Dear Carolyn,

I pay child support and I am happy to pay a fair amount of child support for my two children, who reside primarily with their mother. I am an executive who makes bonuses from time to time, but the company does not guarantee these bonuses. The children are in too many extracurricular activities, some of which are expensive. To name a few, the mother has them signed up for etiquette class, lacrosse, golf, soccer and baseball, plus summer camps. The court recently deviated from the child support guidelines, and I did not quite understand what that meant. How should my child support be calculated?


Carolyn Answers,

North Carolina has child support guidelines that apply to the combined gross incomes of mother and father of $30,000 per month ($360,000 per year). A judge should not deviate from these guidelines without first calculating the amount due under the guidelines. A deviation means the court looks at the actual needs of the children versus looking at the number on the chart of suggested child support for the various income levels up to $30,000 per month. The court has to make the deviation and the reasons for the variation very clear, or the Court of Appeals will reverse and remand the child support decision for clarity from the judge.

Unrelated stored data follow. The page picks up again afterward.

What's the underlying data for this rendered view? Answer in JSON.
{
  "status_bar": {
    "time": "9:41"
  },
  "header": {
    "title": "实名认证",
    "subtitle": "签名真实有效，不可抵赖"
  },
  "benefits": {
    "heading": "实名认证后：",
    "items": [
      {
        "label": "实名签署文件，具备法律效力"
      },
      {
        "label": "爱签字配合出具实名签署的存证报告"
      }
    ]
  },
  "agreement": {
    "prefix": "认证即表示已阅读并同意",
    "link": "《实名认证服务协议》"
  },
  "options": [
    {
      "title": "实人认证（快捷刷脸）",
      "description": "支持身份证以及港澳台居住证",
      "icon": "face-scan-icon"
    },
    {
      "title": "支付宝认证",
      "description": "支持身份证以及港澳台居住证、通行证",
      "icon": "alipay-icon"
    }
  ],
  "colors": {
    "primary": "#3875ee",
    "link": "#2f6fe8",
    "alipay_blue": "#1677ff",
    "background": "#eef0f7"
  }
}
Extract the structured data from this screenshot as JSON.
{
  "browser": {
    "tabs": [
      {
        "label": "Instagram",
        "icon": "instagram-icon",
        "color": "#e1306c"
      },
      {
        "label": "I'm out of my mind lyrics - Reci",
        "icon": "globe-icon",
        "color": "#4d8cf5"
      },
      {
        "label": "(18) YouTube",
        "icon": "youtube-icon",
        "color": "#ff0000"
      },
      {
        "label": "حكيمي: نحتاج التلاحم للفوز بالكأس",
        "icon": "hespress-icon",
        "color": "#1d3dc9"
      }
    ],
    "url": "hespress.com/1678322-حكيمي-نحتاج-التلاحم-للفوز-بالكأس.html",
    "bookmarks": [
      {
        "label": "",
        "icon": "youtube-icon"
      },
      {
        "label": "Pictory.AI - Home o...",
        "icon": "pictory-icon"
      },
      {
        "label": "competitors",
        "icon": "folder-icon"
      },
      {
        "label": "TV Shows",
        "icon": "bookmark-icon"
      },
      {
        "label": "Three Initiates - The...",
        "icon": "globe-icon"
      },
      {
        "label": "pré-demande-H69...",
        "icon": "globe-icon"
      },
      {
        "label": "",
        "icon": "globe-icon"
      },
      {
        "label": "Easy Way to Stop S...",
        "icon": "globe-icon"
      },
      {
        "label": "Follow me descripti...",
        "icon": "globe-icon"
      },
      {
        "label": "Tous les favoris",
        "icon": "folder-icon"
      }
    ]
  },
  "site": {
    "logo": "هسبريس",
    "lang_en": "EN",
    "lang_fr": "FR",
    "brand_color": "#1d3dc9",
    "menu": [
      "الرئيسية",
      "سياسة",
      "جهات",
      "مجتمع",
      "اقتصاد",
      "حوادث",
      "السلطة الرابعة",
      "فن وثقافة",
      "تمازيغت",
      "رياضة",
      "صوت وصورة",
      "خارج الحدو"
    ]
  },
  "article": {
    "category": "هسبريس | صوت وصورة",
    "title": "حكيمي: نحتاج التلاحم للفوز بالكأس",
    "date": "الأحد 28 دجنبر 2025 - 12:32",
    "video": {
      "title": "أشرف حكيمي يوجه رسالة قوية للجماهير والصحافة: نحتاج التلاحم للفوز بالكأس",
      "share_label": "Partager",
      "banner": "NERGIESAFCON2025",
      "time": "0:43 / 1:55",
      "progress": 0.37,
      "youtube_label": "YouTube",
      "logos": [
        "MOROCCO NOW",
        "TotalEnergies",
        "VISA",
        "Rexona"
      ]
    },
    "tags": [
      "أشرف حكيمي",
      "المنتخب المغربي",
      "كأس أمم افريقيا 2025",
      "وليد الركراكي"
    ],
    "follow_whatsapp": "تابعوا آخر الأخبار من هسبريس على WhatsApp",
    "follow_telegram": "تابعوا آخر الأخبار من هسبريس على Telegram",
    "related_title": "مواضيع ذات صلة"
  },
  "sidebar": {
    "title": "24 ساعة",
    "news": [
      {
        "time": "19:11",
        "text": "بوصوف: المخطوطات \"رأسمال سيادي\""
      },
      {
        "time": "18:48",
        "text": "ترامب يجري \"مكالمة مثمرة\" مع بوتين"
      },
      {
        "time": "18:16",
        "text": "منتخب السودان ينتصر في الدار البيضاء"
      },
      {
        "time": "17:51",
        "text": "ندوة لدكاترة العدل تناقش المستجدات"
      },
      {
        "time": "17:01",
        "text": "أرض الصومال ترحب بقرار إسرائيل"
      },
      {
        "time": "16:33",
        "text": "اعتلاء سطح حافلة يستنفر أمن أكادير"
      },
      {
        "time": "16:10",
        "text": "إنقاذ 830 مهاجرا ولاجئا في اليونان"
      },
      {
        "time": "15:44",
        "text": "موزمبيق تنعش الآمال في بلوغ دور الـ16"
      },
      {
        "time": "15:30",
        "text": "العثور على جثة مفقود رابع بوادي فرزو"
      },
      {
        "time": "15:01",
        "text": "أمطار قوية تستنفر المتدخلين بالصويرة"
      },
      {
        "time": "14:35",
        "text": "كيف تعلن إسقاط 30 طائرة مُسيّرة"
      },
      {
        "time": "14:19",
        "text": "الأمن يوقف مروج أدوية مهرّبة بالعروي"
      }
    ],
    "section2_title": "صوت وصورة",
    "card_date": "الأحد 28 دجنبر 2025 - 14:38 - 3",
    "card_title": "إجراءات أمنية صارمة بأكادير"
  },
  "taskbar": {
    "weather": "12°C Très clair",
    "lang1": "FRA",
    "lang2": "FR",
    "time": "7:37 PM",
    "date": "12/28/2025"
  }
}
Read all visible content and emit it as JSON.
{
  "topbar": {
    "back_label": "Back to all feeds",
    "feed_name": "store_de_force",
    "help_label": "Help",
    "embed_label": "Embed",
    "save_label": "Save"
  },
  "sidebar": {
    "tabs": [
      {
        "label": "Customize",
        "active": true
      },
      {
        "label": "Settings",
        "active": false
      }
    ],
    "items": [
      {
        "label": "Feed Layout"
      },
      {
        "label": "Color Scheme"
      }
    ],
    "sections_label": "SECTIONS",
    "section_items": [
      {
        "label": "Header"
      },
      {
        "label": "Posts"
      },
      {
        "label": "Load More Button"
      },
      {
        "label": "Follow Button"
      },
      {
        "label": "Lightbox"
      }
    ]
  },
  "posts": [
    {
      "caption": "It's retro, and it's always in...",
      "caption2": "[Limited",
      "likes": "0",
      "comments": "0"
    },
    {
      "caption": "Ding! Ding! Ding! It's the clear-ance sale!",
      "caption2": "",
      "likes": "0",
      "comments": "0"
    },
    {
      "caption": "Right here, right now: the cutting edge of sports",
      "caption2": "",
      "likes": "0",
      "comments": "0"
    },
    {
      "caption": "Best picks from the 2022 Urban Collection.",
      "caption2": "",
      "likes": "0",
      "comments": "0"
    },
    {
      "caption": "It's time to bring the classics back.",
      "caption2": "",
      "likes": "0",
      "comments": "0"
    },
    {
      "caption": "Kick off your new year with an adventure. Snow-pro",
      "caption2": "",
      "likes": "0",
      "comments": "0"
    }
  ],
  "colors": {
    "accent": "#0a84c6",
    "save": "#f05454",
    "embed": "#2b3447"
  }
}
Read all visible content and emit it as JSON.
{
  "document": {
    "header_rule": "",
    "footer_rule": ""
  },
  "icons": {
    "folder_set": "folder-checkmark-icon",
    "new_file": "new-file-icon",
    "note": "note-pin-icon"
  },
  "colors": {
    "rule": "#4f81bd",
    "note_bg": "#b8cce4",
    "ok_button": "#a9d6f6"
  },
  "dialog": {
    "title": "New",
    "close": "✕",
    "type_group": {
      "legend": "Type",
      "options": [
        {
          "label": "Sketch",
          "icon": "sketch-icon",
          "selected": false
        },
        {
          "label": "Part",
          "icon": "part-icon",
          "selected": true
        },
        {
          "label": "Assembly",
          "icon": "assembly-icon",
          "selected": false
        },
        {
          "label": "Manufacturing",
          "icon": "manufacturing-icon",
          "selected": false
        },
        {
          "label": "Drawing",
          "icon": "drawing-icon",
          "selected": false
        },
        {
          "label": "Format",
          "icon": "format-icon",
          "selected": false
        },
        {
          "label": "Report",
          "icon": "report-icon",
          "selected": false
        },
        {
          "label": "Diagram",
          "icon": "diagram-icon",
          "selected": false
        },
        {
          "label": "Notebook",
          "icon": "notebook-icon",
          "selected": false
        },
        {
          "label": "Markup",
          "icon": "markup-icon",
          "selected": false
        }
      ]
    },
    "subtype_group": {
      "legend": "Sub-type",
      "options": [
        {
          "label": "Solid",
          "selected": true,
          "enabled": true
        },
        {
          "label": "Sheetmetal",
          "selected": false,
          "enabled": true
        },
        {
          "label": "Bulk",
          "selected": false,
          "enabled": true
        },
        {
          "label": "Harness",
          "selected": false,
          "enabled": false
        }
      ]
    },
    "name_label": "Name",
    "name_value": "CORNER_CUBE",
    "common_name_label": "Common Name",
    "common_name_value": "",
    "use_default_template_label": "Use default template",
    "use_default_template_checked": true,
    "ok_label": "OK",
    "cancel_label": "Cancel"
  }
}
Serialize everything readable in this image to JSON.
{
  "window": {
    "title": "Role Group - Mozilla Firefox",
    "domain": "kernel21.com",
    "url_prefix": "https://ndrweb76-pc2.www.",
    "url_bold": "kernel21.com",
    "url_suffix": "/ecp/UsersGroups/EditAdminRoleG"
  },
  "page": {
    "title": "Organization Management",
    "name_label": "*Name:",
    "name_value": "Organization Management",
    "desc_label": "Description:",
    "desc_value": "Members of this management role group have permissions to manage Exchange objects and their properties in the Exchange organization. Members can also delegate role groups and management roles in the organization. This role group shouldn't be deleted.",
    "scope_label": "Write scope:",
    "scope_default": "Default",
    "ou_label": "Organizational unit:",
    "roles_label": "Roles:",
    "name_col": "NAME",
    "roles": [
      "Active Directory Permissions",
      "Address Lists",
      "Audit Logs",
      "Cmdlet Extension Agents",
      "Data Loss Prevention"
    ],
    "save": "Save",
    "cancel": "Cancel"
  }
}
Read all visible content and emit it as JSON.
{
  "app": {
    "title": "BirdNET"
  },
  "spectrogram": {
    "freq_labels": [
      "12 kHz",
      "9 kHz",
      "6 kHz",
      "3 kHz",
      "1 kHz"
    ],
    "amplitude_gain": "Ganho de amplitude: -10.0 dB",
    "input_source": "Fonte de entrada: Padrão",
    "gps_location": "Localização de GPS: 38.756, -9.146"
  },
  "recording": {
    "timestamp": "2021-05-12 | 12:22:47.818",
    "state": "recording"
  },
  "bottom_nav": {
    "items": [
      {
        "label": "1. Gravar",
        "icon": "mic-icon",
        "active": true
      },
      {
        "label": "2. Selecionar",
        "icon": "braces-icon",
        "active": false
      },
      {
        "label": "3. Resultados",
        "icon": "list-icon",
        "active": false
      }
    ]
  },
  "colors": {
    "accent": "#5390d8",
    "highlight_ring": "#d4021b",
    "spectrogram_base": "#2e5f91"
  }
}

Bonuses are considered income under the child support guidelines, but if the bonuses are non-recurring or irregular, the court has options. One option would be averaging all bonuses over the past three to five years and then including the average in the income calculation.

Your children are in a number of activities. The guideline worksheets have a line for extraordinary expenses. The word extraordinary is a term of art. The recent case of Kincheloe v. Kincheloe out of Charlotte indicates that expenses for activities such as lacrosse, tennis, golf may be considered as extraordinary expenses on the child support guidelines.

When you get the court’s written opinion, you have 30 days to appeal the decision to the North Carolina Court of Appeals. I would contact a family law specialist to review the order to see if errors were made.